Arrivare alla trasferta del Metropolitano con quattro vittorie su quattro nel girone è sicuramente un buon punto di partenza. L'Inter, però dev'essere cosciente che i 12 punti accumulati sinora in Champions League non raccontano tutta la verità. Le avversarie battute fin qui - Ajax, Slavia, Saint-Gilloise e Kairat - non hanno realmente misurato lo stato di salute della squadra di Cristian Chivu, che ora si ritrova davanti la parte più ripida della scalata: Atlético Madrid, Liverpool, Arsenal e Borussia Dortmund.
È in questo secondo blocco che si deciderà gran parte delle possibilità di chiudere tra le prime otto e, quindi, di evitare i playoff. Ed è proprio qui che l’Inter arriva con la zavorra di una difficoltà ormai strutturale: quella di imporsi nei grandi appuntamenti. Lo aveva sintetizzato con lucidità Chivu dopo l’ennesimo derby perso: "Partite come questa possono lasciare qualche segno", ha osservato chiedendo, però, ai suoi di "sciogliere le delusioni e superare la frustrazione".

I numeri confermano il quadro: tre sconfitte su tre contro Milan, Juventus e Napoli. Un trend negativo che nasce già lo scorso anno, quando la squadra di Simone Inzaghi ne totalizzò appena sette su ventiquattro contro queste tre stesse rivali. L'ultimo successo in uno scontro diretto risale addirittura al 22 aprile 2024, nel giorno del derby-scudetto che cucì la seconda stella sul petto dell’Inter.
Da allora il deserto: "Per caratteristiche dei miei, attacchiamo con tanti uomini e ciò ti espone alle ripartenze. Abbiamo subito una sola transizione, ma è bastata. Bisogna percepire meglio il pericolo, e magari spendere qualche cartellino giallo in più". Un’autocritica che descrive alla perfezione la difficoltà di una squadra che crea, spinge, ma spesso paga a carissimo prezzo le proprie disattenzioni e ingenuità.
La crisi dei leader
Alle fragilità collettive si sommano poi le crepe dei singoli. La gestione di Lautaro Martínez non è diventata un caso, ma comincia a suscitare qualche interrogativo: sostituito al 64’ del derby, come già accaduto con la Juventus, nonostante questa volta non fosse stanco: "È stata una scelta tecnica: non posso cambiare? Anche chi è in panchina merita di dare il proprio contributo", ha ribadito stizzito Chivu. La verità, però, è che è una decisione pesante, presa nel momento in cui la squadra avrebbe avuto bisogno del suo leader carismatico.

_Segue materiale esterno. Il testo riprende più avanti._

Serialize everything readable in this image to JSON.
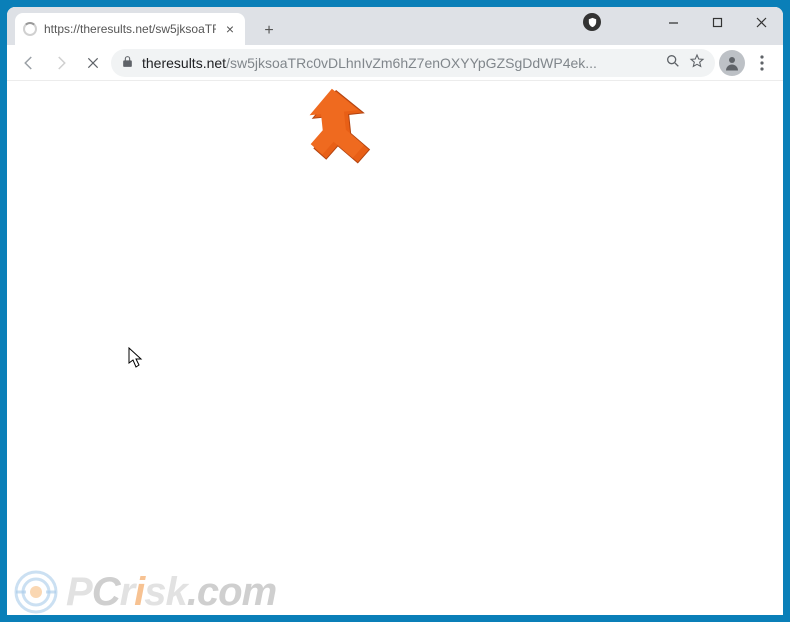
{
  "tab": {
    "title": "https://theresults.net/sw5jksoaTR",
    "close_label": "×"
  },
  "titlebar": {
    "new_tab": "+",
    "minimize": "—",
    "maximize": "□",
    "close": "×"
  },
  "addr": {
    "host": "theresults.net",
    "path": "/sw5jksoaTRc0vDLhnIvZm6hZ7enOXYYpGZSgDdWP4ek..."
  },
  "watermark": {
    "p": "P",
    "c": "C",
    "r": "r",
    "i": "i",
    "s": "s",
    "k": "k",
    "dot": ".",
    "com_c": "c",
    "com_o": "o",
    "com_m": "m"
  }
}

Allo stesso modo è diventato simbolico l’errore di Hakan Çalhanoglu: sbavatura decisiva sul gol di Christian Pulisic e rigore fallito, quasi una fotografia rovesciata rispetto al regista affidabile e glaciale delle ultime stagioni.
E poi c’è Yann Sommer, l'ex paratutto, per il quale si stanno accumulando episodi poco rassicuranti: le incertezze con la Juventus, l’uscita a vuoto con la Roma e l’ultimo errore nel derby alimentano i dubbi sul futuro di un portiere in scadenza e destinato a lasciare Milano a fine stagione: "Non parlo di singoli, sarebbe come ammettere un fallimento - ha chiarito il tecnico rumeno - . Siamo tutti dentro questa situazione". Ma il tema resta sul tavolo ed è già da diverse settimane (per non dire mesi) che l’Inter sonda il mercato alla ricerca di un nuovo numero uno.
L'esame al Metropolitano
C'è tutto questo dentro lo zaino che l’Inter porta sulle proprie spalle a Madrid: una squadra competitiva, come dimostrano le undici vittorie nelle dodici partite disputate prima del derby, ma che si inceppa quando il livello si alza. E l'Atlético di Diego Pablo Simeone rappresenta, soprattutto nel proprio fortino, il primo vero esame che apre il terribile ciclo che aspetta l'Inter in Champions League.

Per uscirne vivi, servirà ribaltare la tendenza e farlo in fretta, non solo per rivendicare il proprio status di vice campioni d’Europa, ma anche per recuperare fiducia e consapevolezza nei propri mezzi in vista dei prossimi impegni in campionato che resta il principale obiettivo della stagione nerazzurra.